Y como a causa de ello ninguno de los personajes es capaz de controlar su propia vida, sino que se mueven al vaivén del destino ajeno a ellos, Ignatius afirma que el sufrimiento constante de la sociedad es el resultado de que nadie es responsable de sus propias acciones, sino de los caprichos de la diosa Fortuna. Por ello se considera como un instrumento del destino y al final interviene en las vidas de los demás: a causa de su enfrentamiento con la cacatúa, el patrullero Mancuso consigue el respoeto y la promoción en el cuerpo de policía, permitiendo, así mismo, que Jones pueda escapar de las malas condiciones de trabajo del Noche de Alegría y encuentre un trabajo normal, o cuando miente sobre quién escribió la carta al Sr, Abelman, lo cual permite retirarse a la señorita Trixie y al señor Levy enfrentarse a su esposa. Y su intervención también provoca que las violentas Liz, Betty y Frieda, así como Lana y George, vayan a la cárcel por sus sucios trapicheos.

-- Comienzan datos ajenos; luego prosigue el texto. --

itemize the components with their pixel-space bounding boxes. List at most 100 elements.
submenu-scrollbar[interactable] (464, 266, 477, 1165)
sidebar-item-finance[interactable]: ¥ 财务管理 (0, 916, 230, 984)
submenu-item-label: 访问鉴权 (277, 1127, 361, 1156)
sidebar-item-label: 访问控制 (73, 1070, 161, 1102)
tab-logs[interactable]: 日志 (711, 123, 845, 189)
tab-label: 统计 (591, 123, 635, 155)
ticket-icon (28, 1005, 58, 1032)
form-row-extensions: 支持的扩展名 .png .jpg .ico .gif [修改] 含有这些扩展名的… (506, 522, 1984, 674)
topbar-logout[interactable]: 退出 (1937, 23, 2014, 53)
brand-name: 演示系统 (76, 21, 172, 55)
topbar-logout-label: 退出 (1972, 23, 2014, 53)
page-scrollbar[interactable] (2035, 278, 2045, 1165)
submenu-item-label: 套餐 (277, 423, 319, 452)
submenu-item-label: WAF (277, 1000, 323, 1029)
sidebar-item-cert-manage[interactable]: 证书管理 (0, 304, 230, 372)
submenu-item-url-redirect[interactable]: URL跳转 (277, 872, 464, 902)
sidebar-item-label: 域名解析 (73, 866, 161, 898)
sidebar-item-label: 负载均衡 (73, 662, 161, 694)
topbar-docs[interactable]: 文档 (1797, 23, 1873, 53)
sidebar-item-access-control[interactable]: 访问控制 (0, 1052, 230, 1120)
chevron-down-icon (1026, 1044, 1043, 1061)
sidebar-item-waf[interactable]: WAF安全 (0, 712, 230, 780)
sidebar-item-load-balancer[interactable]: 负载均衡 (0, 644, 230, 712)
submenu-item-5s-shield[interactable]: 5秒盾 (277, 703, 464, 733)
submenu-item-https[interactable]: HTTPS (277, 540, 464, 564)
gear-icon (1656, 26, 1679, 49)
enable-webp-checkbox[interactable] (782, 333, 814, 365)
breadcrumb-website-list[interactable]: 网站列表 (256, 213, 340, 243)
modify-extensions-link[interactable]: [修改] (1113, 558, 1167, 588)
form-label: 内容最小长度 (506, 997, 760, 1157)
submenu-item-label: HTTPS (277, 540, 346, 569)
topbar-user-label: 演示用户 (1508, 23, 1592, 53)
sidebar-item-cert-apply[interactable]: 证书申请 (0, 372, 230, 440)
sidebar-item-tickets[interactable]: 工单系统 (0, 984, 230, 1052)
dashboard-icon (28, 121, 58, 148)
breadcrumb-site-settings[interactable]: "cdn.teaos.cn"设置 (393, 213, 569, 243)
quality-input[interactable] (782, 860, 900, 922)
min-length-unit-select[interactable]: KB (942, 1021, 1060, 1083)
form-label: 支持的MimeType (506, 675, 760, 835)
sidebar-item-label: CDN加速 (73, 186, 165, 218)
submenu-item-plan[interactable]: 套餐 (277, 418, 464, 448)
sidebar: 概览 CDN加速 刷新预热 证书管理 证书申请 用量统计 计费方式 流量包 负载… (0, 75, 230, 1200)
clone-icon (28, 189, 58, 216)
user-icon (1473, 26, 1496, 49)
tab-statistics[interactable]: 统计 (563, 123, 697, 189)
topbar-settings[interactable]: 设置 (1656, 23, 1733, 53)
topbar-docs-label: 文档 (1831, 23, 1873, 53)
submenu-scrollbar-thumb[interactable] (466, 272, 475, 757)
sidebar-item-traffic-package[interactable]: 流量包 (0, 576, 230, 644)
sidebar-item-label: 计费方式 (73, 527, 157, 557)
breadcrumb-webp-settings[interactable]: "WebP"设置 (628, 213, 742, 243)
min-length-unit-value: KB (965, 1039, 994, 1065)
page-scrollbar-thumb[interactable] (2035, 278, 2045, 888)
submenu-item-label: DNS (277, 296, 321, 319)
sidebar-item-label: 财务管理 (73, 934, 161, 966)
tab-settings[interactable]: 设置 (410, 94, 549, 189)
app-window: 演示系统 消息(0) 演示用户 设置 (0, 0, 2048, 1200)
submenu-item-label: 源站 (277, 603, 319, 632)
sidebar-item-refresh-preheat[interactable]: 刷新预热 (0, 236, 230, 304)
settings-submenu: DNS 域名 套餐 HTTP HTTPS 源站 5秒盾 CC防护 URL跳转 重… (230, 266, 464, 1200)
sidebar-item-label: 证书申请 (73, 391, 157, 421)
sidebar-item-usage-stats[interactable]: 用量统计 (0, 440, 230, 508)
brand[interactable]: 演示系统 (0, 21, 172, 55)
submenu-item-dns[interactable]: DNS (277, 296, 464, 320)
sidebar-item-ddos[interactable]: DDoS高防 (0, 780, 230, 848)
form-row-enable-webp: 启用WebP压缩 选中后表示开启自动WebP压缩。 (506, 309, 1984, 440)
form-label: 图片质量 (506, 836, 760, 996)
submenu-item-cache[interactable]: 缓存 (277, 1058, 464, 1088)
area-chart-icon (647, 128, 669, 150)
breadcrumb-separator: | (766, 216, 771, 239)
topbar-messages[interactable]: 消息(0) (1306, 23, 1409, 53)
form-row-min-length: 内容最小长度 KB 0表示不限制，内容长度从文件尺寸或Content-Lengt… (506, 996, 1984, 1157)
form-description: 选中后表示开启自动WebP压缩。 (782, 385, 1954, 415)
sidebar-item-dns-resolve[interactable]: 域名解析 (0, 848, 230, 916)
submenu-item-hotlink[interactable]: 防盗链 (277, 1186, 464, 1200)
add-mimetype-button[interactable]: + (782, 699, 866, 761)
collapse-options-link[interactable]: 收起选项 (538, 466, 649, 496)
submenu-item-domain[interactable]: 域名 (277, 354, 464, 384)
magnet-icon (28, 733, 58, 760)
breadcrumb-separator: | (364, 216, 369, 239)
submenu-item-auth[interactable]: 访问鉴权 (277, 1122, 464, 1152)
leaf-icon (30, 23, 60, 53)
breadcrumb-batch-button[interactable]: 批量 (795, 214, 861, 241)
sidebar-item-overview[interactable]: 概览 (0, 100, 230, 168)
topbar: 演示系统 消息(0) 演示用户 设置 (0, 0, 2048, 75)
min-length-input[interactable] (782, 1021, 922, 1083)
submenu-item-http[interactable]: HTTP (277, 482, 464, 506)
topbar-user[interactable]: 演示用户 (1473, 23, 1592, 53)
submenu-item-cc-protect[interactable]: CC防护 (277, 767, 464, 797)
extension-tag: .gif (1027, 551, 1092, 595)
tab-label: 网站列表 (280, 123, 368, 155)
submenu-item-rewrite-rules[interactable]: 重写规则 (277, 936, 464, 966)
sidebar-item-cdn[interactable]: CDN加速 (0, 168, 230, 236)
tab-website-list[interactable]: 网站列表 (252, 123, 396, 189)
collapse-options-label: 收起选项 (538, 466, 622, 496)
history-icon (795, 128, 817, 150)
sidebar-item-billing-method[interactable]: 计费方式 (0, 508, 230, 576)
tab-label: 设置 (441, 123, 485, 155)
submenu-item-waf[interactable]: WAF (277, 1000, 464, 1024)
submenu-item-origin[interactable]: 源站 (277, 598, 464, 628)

     En conclusión, La conjura de los necios, es una extraña y esperpéntica novela repleta de absurdos personajes que se mueven en un mundo caótico y sin sentido, una novela a la que en principio cuesta aferrarse, pero a la que al final duele abandonar, una novela que a pesar de su apariencia desarrapada, grasienta, decadente, esta llena de grandes enseñanzas sobre la sociedad y nosotros mismos administradas en pequeñas dosis cargadas de ironía, sagacidad y un sano buen humor, spbre todo, pare reíse de uno mismo, aunque en el fondo, seguramente, tal como la propia vida de John Kennedy Tool nos demostrará, esté impregnada de una resistente amargura.

Un pensamiento en “GUÍA DE LECTURA: La conjura de los necios, de John Kennedy Tool

  1. Muchos personajes con su corolario: muchos roles. O muchos árboles con el consabido peligro de no poder ver el bosque. Pero al final parece que será interesante leer el libro. El “presentador” nos dice que al principio cuesta trabajo engancharse (malo, pues según la estadística, cuando eso ocurre, el libro se deja ahí al lado, a mano, se acaba guardando para que el polvo, silenciosamente, imperceptiblemente, se vaya depositando en el lomo o más adentro. Pero el mismo “presentador” nos dice que al final el libro – por fin . engancha hasta el punto de que cuesta trabajo dejarlo… Pues como dice un viejo refrán (o eso creo): lo que acaba bien es porque empezó bien. Lo comprobaré en cuanto me sea posible… Gracias al titular del blog por la oportunidad que nos brinda. Él ha cumplido.